Frugal Streaming, Approximate Quantiles and Histograms

Speaking of approximate answers, I thought I’d highlight a couple of recent posts that relate to streaming and realtime analytics. The first explains simple algorithms (Frugal-1U and Frugal-2U) for computing approximate quantiles in streaming data. The second uses Druid to approximate quantiles and build histograms (in near realtime) for large data sets. As data volume and velocity continue to rise5, I expect systems that produce approximate answers to become more common.

Related posts:

(0) Thanks to Chris Riccomini and Jay Kreps of Linkedin for walking me through the details of Samza.

(1) Kafka retains published messages for a configurable amount of time – during which period one can resend and reprocess them accordingly.

(2) Here’s an interesting bit to illustrate how much work has gone into Kafka: just getting replication right took 5 experienced developers a year! While the bulk of Kafka development still happens within Linkedin, about 30% comes from external developers.

(3) Stateful processing is particularly important to Linkedin: “We are not aware of any state management facilities in Storm …”

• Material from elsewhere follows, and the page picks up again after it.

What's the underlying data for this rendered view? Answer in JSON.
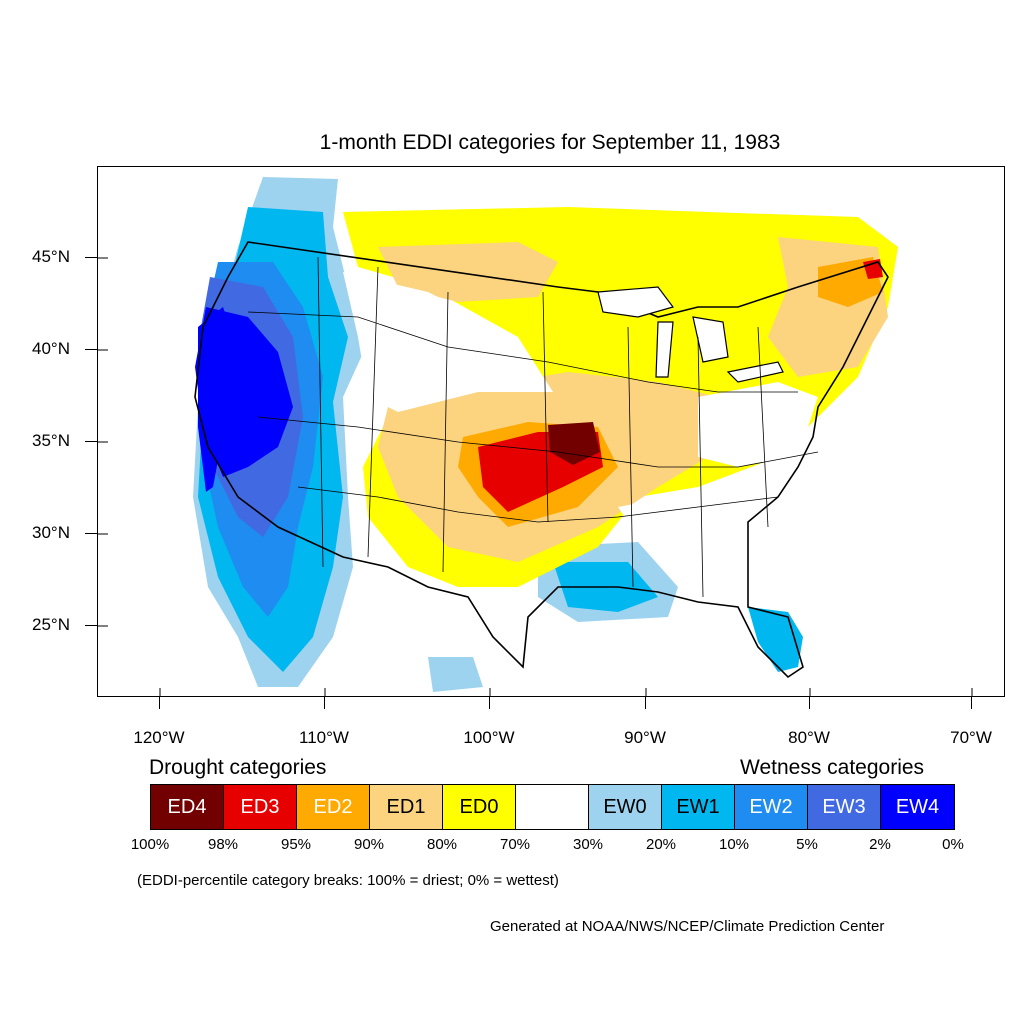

(4) Pushing the MapReduce analogy further, at some point a simpler system (a la Pig, Hive, SQL) may make it easier to use Samza. One of the things that makes Spark Streaming attractive is its programming interface: the same (concise) code that works for batch jobs (Spark), will work (with minor changes) for stream processing.

(5) The “real-time big data triangle of constraints” posits that you can have only two of the following: volume, velocity, exact.